Après le très impressionnant thriller La Loi de Téhéran, Saeed Roustaee filme une fresque familiale rageuse dans la capitale iranienne. Quatre frères un peu pieds nickelés subissent de plein fouet la crise économique de leur pays et sont poussés par leur sœur Leila à se prendre en main et monter leur propre business, et tant pis si ce doit être au détriment de la fierté mal placée de leurs parents.
La mise en scène est tout aussi virtuose et ample que dans son précédent film, le réalisateur enchainant plans admirablement découpés et confrontations aux dialogues tranchants. S’appuyant sur sa technique remarquable, il fait monter la tension au cœur de la famille que les différences de point de vue d’une fratrie qui doit jongler entre honneur, paraître et réalité économique exacerbent. Il livre ainsi quelques scènes mémorables dont un mariage venant couronner le nouveau parrain digne de De Palma ou Coppola et un dénouement puissant.

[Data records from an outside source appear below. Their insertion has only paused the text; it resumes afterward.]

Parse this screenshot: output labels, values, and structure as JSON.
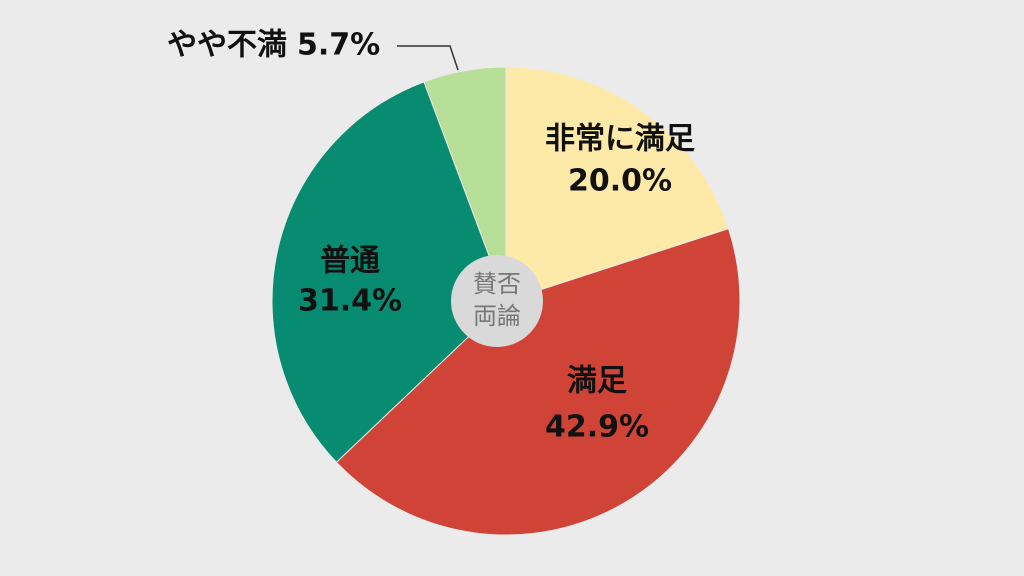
{
  "chart_data": {
    "type": "pie",
    "categories": [
      "非常に満足",
      "満足",
      "普通",
      "やや不満"
    ],
    "values": [
      20.0,
      42.9,
      31.4,
      5.7
    ],
    "value_labels": [
      "20.0%",
      "42.9%",
      "31.4%",
      "5.7%"
    ],
    "colors": [
      "#fde9a8",
      "#d04437",
      "#078c72",
      "#b7df97"
    ],
    "center_label": [
      "賛否",
      "両論"
    ]
  }
}
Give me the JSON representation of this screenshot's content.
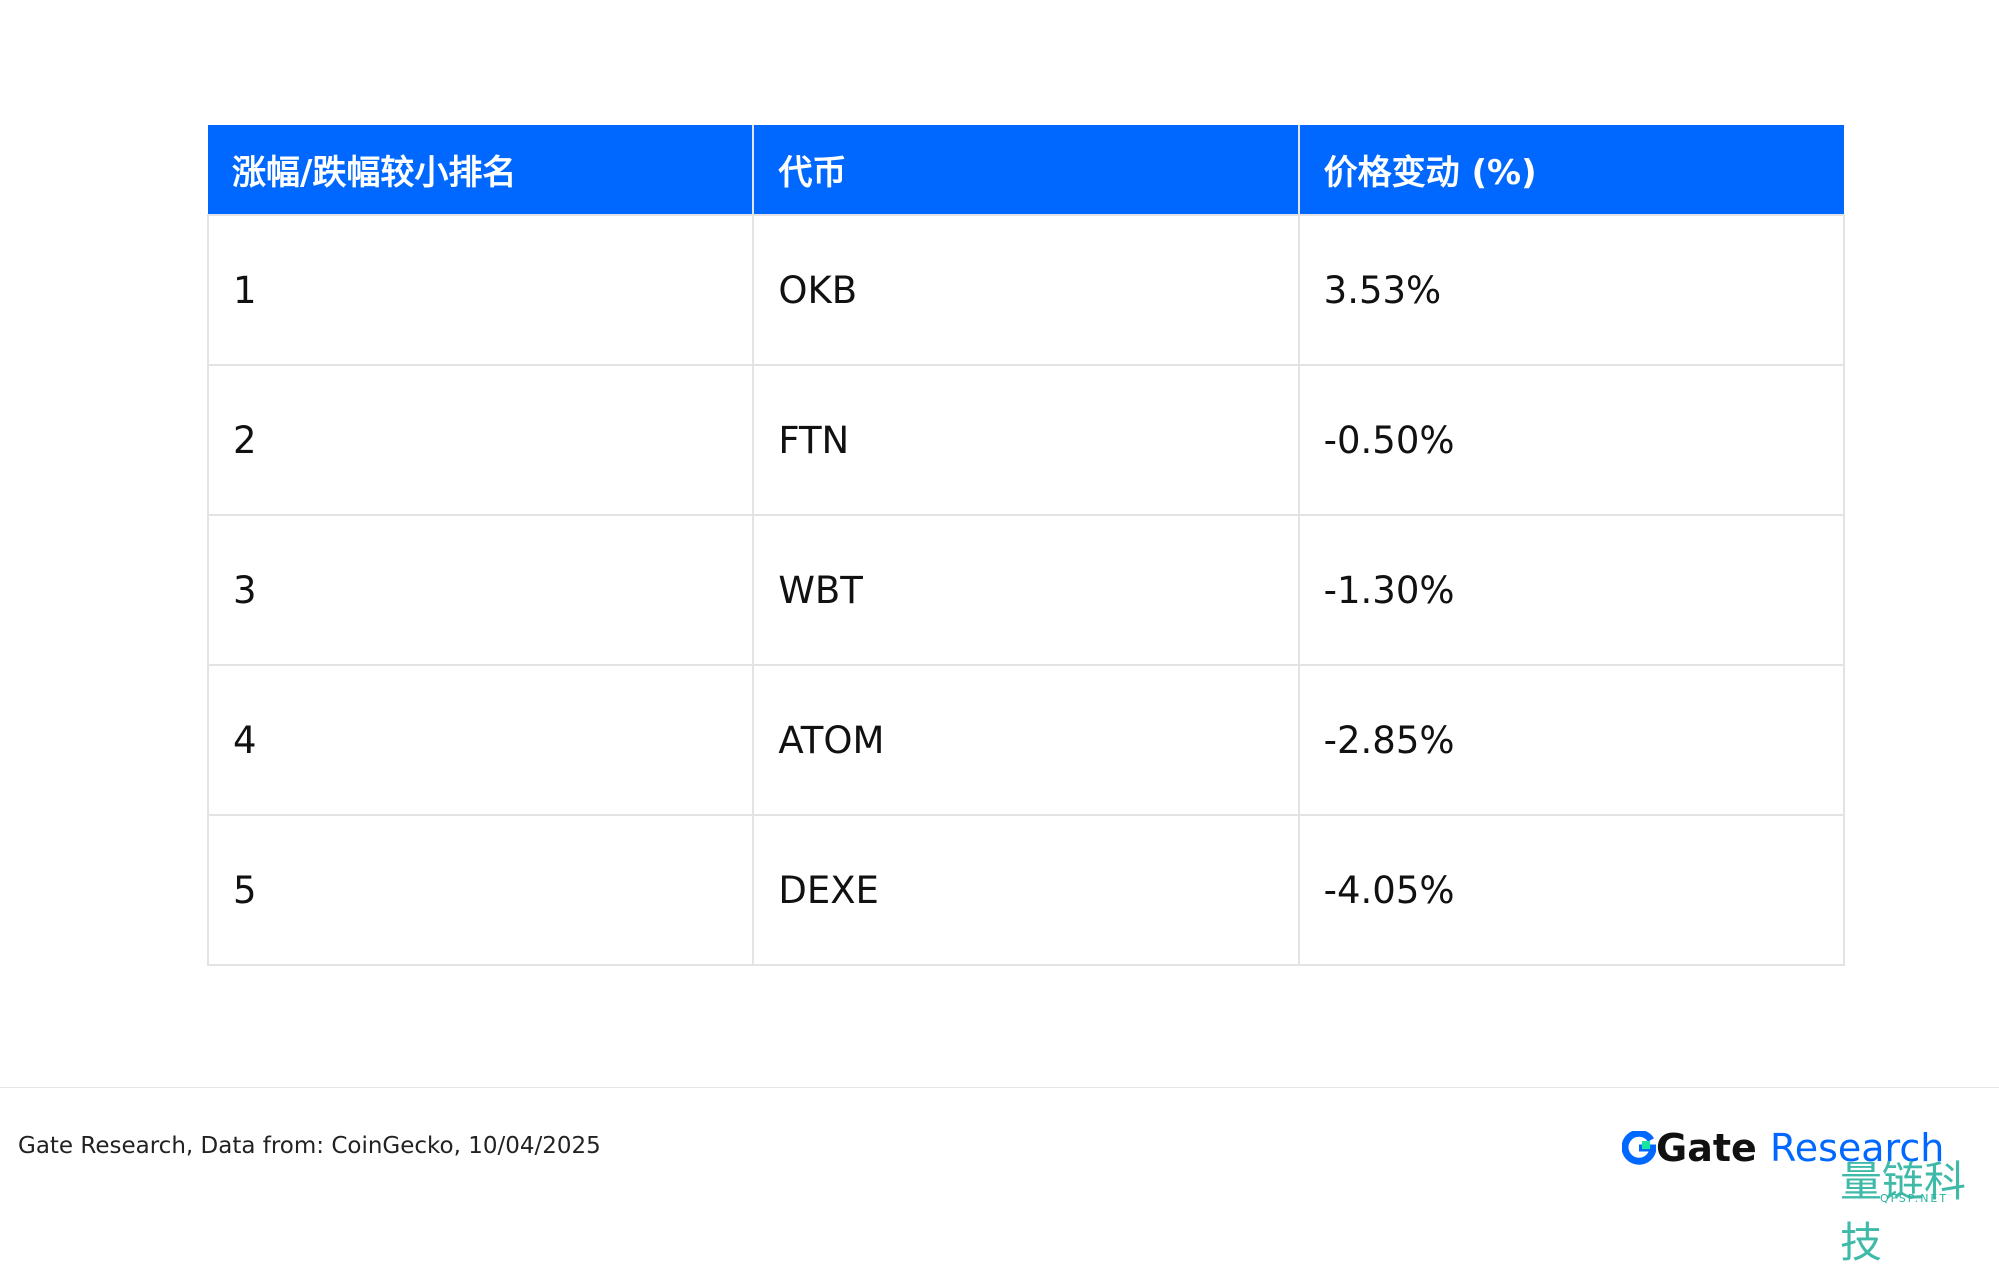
{
  "table": {
    "header": [
      "涨幅/跌幅较小排名",
      "代币",
      "价格变动 (%)"
    ],
    "rows": [
      [
        "1",
        "OKB",
        "3.53%"
      ],
      [
        "2",
        "FTN",
        "-0.50%"
      ],
      [
        "3",
        "WBT",
        "-1.30%"
      ],
      [
        "4",
        "ATOM",
        "-2.85%"
      ],
      [
        "5",
        "DEXE",
        "-4.05%"
      ]
    ]
  },
  "footer": {
    "source": "Gate Research, Data from: CoinGecko, 10/04/2025",
    "logo_gate": "Gate",
    "logo_research": "Research"
  },
  "watermark": {
    "text": "量链科技",
    "sub": "QFSP.NET"
  }
}
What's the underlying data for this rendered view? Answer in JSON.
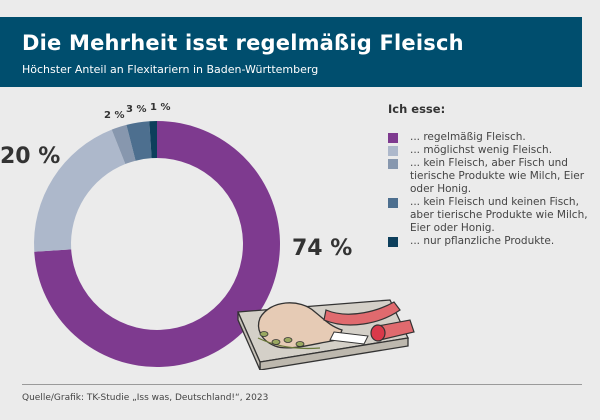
{
  "header": {
    "title": "Die Mehrheit isst regelmäßig Fleisch",
    "subtitle": "Höchster Anteil an Flexitariern in Baden-Württemberg"
  },
  "chart_data": {
    "type": "pie",
    "variant": "donut",
    "title": "Die Mehrheit isst regelmäßig Fleisch",
    "subtitle": "Höchster Anteil an Flexitariern in Baden-Württemberg",
    "legend_title": "Ich esse:",
    "legend_position": "right",
    "slices": [
      {
        "label": "... regelmäßig Fleisch.",
        "value": 74,
        "value_label": "74 %",
        "color": "#7e3a8f"
      },
      {
        "label": "... möglichst wenig Fleisch.",
        "value": 20,
        "value_label": "20 %",
        "color": "#adb8cb"
      },
      {
        "label": "... kein Fleisch, aber Fisch und tierische Produkte wie Milch, Eier oder Honig.",
        "value": 2,
        "value_label": "2 %",
        "color": "#8797ae"
      },
      {
        "label": "... kein Fleisch und keinen Fisch, aber tierische Produkte wie Milch, Eier oder Honig.",
        "value": 3,
        "value_label": "3 %",
        "color": "#4d6f8f"
      },
      {
        "label": "... nur pflanzliche Produkte.",
        "value": 1,
        "value_label": "1 %",
        "color": "#0d3f5c"
      }
    ],
    "source": "Quelle/Grafik: TK-Studie „Iss was, Deutschland!“, 2023"
  },
  "illustration": {
    "icon": "meat-platter-icon"
  }
}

Roustaee parvient également à croquer magistralement des personnages forts et hauts en couleur, à commencer par les quatre frères bien sûr, solidement écrits, très différents et en même temps complémentaires, mais surtout ce patriarche aux airs de vieux papy dépassé et prêt à tout, malgré son corps vacillant, pour obtenir la reconnaissance que sa famille lui a refusé toute sa vie en le dénigrant constamment, Saeed Poursamimi est époustouflant. Et enfin Leila, dont chaque expression trahit la frustration d’une ambition impossible à assouvir et la volonté d’exister sans avoir voix au chapitre. Chacun constitue une pièce de cette famille au bord de l’explosion, à l’image de son pays, meurtri par la misère, gangréné par la corruption et sclérosé par son conservatisme et le patriarcat.
Dans la lignée du très réussi La Loi de Téhéran, Saeed Roustaee livre un drame familial et social ambitieux, dense et cohérent. Seul bémol, les 2h39 ne se justifiaient sans doute pas.